Story updated to include statement from State Senator Lois Kolkhorst.
State Representative Ben Leman and State Senator Lois Kolkhorst are not in favor of mandatory mask orders, but do support asking Texans to voluntarily wear masks where appropriate.
In a Facebook post last week, Leman said he does not support a mandate that “criminalizes citizens for not wearing a mask”, saying the government should instead focus on educating the public on the wearing of masks.
Kolkhorst, the Chair of the Senate Committee on Health and Human Services, shared similar sentiments in a statement to KWHI this (Monday) afternoon, saying from a policy perspective that she agrees with the usefulness of masks, but feels “there is a time and place for face coverings”.
Leman said he has been “heartbroken” to see businesses struggling because of the COVID-19 response, adding in his opinion that forcing these mandates onto businesses “feels like adding insult to injury”. He said the change in habits caused by the coronavirus has already led numerous businesses to have to “make the toughest calls an employer can make”.

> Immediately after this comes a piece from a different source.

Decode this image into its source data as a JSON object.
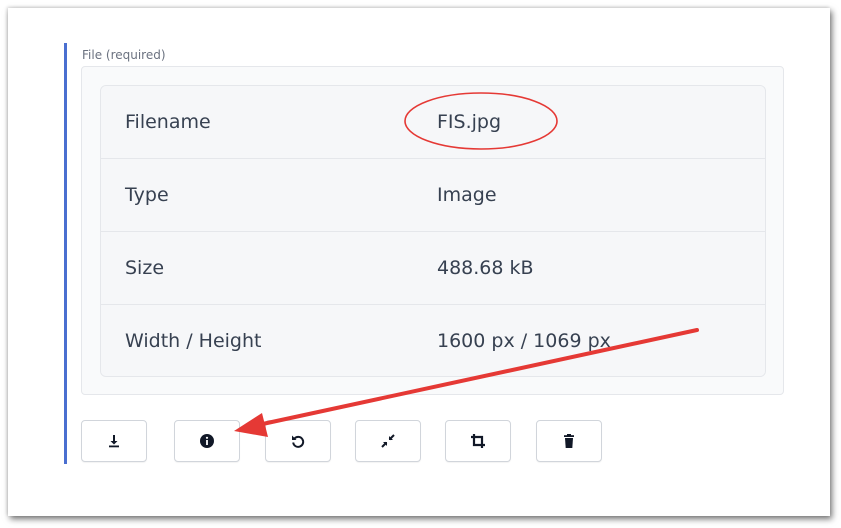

Kolkhorst said, instead of mandatory orders, the state should ask citizens to voluntarily wear them when they feel it is suitable, particularly at public gatherings where social distancing is not possible. She said, as a government, she feels emphasis should be put on personal responsibility during the COVID-19 response, rather than “requiring our already burdened businesses or law enforcement to enforce a mandatory mask ordinance on the public”.
Leman said he appreciates the efforts of some local officials to either not enforce or push back against the statewide mandates set forth by Governor Greg Abbott, specifically naming Montgomery County Judge Mark Keough, who issued a blanket order allowing his constituents to circumvent the limit on public gatherings. He said he feels it is “pretty clear that people are tired of the government telling them what to do”.
Kolkhorst said, with Texas being a large state, she would prefer to see “a more targeted approach that allows for regional solutions and fewer restrictions to our personal freedoms”.
Leman asked the public to wear masks, stay home when possible, and be smart when going out. He said it seems like “common sense” that masks do limit the chance of asymptomatic patients unknowingly spreading the virus, but citizens should not need a doctor’s note if they choose not to wear a mask.
Full statement below from State Representative Ben Leman:
Many of you have reached out and asked how I feel about mandates for wearing a mask. I do not support a mandate that criminalizes citizens for not wearing a mask. I do, however, support asking Texans to voluntarily wear a mask where appropriate. As a representative for seven rural counties, I have been heartbroken to see so many businesses crippled by the COVID response. Pushing these mask mandates onto businesses feels like adding insult to injury. These are largely family-owned businesses, some of which have been around longer than I have been alive. Our change in habits has already forced many more businesses to make the toughest calls an employer can make. As these businesses claw their way back — eroding the unemployment rate — the government should be working harder to educate the public.
Several law enforcement agencies are choosing not to enforce based on the order’s language. I appreciate County Judge Mark Keough in nearby Montgomery County giving a blanket order allowing his constituents to circumvent the limit on public gatherings.
I understand and share your frustrations. It’s pretty clear that people are tired of the government telling them what to do. And since we are also known as the Friendship State, I’d like to take a different approach.
As your friend and State Representative, I’m asking you to wear a mask when appropriate. No, you shouldn’t need a note from a doctor. Stay home if possible; and be smart if you have to go out.
It seems like common sense that wearing a mask does limit your ability to unknowingly spread the virus if you are asymptomatic. If covering your mouth when you cough during cold season is acceptable, then it is reasonable to think that masks can dramatically limit the spread of airborne germs and viral contagions like COVID.
Businesses already face a tough road forward as they find safe ways to bring employees back and resume normal business. Many have already adapted, but online commerce is still new to many rural communities.
Full statement below from State Senator Lois Kolkhorst:
As Chair of the Senate Committee on Health and Human services, I am keenly aware of the ongoing debate over the response to COVID-19. From a policy perspective, I do agree with the usefulness of masks but I do not support a mask mandate that seeks to criminalize people for not wearing one.
There is a time and place for face coverings, and we should be asking Texans to voluntarily wear them when they feel it is appropriate, for instance at public gatherings when social distancing is not possible. Personally I have at times worn a mask when I am in an enclosed space out of respect for others.
As a government, I feel we should be stressing personal responsibility in the COVID response, rather than requiring our already burdened businesses or law enforcement to enforce a mandatory mask ordinance on the public. Texas is a large state and I would prefer to see a more targeted approach that allows for regional solutions and fewer restrictions to our personal freedoms.